If you come from a poor family with no one in the family who owns a business, you won't be able to adjust to any job. And it's going to take a decade or two before you finally meet a wealthy businessman who trusts you, is willing to guide you and train you to perform your job.

The other problem is that in tribal societies respect and honor are very important. Workers want constant praise, respect and positive reviews for their work and the quality of their work. If workers are sensing that their presence is not appreciated, they tend to “disappear” without even bothering to hand in a resignation letter. Or they show up to work but refuse to perform any work-related task, and go home with the paycheck.

How do you solve this problem? It starts of course with identifying the problem.

Second thing I would do is have people set up NGOs where they do a simple thing: they teach strangers to be comfortable around strangers.

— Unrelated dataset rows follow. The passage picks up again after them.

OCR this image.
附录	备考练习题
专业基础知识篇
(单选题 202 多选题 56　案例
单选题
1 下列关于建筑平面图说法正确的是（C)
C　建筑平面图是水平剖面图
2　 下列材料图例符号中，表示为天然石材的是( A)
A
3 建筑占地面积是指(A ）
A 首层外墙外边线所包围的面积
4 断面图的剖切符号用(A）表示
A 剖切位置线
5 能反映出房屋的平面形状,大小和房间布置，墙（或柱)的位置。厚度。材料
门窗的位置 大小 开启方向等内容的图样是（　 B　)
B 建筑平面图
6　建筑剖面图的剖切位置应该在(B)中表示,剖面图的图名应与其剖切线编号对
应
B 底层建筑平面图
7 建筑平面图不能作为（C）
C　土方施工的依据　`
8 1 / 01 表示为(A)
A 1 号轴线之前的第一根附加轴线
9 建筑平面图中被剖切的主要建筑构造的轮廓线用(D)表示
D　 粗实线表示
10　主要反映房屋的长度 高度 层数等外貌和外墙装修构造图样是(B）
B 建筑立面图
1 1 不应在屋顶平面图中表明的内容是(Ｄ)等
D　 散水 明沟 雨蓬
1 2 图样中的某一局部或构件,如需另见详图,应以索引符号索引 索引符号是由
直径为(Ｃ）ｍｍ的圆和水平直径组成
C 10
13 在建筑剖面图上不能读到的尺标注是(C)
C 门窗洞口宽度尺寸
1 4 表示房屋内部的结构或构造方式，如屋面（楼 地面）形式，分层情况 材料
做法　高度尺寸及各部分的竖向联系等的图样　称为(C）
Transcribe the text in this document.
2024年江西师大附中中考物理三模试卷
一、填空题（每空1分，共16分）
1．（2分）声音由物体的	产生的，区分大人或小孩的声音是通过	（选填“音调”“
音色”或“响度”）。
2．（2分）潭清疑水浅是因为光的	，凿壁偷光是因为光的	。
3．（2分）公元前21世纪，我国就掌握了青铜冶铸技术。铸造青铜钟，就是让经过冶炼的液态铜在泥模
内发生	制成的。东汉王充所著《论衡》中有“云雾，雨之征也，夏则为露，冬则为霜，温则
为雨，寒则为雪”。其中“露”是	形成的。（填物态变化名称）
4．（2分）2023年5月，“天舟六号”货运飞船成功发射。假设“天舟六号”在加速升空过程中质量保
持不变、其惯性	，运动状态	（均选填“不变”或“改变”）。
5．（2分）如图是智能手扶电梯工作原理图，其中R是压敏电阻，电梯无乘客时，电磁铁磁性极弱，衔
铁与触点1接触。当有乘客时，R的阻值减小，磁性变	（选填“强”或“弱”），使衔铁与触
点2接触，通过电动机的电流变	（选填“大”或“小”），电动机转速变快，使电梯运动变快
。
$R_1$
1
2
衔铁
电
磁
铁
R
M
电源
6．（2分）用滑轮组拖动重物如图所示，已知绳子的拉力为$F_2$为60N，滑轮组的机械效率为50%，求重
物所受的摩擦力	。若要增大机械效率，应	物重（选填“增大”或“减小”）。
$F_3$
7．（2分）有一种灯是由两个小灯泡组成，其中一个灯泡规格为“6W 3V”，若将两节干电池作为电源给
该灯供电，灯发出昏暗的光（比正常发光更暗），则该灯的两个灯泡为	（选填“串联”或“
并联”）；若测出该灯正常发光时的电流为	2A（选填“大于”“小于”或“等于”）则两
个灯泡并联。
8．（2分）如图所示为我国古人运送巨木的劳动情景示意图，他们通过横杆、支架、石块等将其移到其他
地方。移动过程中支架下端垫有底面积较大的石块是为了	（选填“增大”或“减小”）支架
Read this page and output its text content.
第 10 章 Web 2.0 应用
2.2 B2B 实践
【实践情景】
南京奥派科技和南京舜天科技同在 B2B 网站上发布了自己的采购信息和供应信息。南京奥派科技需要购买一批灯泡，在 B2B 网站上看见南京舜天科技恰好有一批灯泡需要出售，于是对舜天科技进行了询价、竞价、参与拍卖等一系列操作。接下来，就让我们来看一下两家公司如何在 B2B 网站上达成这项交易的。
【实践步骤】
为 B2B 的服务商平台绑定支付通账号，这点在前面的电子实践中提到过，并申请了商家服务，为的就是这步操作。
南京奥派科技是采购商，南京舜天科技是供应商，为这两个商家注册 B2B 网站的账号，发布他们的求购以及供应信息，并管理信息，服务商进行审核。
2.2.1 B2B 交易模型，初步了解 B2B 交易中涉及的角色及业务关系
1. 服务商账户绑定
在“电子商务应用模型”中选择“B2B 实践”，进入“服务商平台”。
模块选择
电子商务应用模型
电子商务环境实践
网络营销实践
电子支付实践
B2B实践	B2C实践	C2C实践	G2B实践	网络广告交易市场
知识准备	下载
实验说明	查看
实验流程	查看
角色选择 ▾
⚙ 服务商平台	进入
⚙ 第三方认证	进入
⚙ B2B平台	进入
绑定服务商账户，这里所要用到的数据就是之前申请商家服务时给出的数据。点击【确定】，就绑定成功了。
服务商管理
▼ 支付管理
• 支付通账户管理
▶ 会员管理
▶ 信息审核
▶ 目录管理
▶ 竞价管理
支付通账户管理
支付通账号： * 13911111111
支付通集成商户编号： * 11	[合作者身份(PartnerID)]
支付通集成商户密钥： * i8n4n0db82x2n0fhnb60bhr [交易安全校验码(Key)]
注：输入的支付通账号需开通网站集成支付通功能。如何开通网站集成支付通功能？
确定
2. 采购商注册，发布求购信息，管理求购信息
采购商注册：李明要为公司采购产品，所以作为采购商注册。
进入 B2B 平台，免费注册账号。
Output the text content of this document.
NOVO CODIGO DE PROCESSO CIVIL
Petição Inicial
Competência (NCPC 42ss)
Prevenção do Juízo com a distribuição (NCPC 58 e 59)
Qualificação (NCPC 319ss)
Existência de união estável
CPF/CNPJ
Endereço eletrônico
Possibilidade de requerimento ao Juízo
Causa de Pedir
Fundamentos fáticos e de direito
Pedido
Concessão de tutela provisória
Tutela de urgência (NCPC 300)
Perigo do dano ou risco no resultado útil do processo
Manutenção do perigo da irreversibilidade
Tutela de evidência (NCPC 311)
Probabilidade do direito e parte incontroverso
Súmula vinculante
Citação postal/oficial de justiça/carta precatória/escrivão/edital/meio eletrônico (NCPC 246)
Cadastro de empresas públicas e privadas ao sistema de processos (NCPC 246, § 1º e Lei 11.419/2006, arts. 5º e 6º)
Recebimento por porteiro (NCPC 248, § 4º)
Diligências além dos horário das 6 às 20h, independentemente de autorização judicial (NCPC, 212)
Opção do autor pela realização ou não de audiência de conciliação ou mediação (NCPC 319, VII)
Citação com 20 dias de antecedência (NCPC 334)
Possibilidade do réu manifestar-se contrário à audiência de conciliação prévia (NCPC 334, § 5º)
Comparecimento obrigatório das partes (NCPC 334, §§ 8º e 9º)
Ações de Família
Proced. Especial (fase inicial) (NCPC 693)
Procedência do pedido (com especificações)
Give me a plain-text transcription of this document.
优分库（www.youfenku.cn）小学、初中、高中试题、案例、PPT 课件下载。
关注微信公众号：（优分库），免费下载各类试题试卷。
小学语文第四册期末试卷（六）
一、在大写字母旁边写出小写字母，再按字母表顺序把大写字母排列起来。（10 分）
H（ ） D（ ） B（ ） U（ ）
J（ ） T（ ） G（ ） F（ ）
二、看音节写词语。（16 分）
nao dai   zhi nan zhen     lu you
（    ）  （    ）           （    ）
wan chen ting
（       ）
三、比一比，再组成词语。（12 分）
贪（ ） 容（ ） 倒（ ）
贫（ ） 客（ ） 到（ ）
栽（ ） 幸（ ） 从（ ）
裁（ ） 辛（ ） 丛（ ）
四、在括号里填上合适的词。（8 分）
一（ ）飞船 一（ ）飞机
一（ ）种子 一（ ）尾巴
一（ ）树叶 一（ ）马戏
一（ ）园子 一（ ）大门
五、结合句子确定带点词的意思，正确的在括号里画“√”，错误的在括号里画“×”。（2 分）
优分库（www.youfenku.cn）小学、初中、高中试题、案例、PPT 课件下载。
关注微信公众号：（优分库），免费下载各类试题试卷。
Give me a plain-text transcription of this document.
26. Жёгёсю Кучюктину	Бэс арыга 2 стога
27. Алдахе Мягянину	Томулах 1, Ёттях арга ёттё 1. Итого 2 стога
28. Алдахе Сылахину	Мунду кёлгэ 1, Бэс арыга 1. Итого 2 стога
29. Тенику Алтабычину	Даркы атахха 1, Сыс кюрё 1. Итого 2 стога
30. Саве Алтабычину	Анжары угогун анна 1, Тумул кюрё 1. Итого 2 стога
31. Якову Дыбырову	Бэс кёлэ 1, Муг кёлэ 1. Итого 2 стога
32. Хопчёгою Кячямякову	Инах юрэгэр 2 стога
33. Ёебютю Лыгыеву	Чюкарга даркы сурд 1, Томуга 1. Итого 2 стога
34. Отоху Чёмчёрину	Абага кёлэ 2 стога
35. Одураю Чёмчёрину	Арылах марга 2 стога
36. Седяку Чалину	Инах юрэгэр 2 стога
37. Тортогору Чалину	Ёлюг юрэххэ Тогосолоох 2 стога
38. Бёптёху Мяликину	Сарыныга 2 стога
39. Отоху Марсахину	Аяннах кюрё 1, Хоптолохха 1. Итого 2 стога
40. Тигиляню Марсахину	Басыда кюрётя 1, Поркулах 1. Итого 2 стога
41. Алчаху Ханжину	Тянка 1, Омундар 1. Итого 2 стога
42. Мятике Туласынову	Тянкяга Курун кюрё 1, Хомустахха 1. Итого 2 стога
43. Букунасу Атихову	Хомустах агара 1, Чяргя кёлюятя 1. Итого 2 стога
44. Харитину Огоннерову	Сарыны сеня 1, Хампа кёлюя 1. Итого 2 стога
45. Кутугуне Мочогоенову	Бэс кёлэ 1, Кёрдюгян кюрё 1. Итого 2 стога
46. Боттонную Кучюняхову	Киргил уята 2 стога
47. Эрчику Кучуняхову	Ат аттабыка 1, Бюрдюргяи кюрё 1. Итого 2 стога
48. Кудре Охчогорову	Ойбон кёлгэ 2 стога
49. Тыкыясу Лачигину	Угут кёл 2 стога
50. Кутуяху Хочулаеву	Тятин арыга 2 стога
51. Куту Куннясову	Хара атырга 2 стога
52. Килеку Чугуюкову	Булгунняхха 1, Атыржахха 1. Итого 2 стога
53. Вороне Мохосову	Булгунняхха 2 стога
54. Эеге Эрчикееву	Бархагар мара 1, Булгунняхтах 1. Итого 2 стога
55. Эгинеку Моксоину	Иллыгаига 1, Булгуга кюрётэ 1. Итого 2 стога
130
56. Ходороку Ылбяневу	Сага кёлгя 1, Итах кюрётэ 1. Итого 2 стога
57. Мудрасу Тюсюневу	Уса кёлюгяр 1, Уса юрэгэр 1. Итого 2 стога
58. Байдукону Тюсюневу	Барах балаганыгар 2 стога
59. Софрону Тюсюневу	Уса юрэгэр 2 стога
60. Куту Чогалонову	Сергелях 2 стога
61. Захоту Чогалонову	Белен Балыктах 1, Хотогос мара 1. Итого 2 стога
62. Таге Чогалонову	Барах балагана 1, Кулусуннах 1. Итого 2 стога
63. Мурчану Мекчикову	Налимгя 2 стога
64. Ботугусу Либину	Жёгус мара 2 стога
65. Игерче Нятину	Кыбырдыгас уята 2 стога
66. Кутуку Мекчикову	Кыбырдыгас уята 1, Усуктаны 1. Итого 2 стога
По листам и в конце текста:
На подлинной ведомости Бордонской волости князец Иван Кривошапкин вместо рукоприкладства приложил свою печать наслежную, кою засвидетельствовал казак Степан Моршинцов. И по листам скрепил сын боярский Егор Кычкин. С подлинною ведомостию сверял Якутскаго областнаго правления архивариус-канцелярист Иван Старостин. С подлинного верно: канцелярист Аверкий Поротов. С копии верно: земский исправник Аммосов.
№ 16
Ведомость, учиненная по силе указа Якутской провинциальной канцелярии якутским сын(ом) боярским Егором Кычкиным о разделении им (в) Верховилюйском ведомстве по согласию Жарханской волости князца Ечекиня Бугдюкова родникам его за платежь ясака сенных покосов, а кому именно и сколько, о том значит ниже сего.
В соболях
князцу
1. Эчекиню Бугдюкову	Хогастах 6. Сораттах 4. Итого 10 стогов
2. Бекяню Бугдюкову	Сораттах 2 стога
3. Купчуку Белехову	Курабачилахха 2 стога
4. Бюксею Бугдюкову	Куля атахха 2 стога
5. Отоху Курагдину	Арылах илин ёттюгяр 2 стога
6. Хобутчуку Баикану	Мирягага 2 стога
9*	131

That is, I would set up a program where there's a weekly meeting (or a couple of meetings a week) where total strangers interact with total strangers. They learn how to introduce each other to each other, how to interact with each other, how to be comfortable around each other.

And perhaps they'll get a lecture or two or a seminar or two where they are taught a few “soft skills” on how to fit into a company where you start off as a total stranger.

That should help youngsters be more comfortable next time they apply for a job, and be less anxious on their first day on the job.

But then, these youngsters also need to know that they will be receiving very cold receptions on their first few weeks on the job, and that people won't always be eager to get to know them or share a cup of coffee with them. They will need to learn that it takes a few months to become a fixture at any organization.

Finally, indeed, in third world countries, mediocre workers tend to bully stellar workers, because mediocre workers worry that the stellar workers are going to steal their jobs. Workers are expected not to be too comfortable on the job, and workers are expected to be uncomfortable on the job, although not too uncomfortable.  

So kids need to be taught to look for jobs at companies that have good ambitions, that apply a good code of ethics, and that don't hire staff who chant “hurray!” when there's a terrorist massacre or a mass shooting. Perhaps “ethical companies” could be catalogued and youngsters who have motivation enough to go through a soft-skills program could have motivation enough to apply to ethical companies.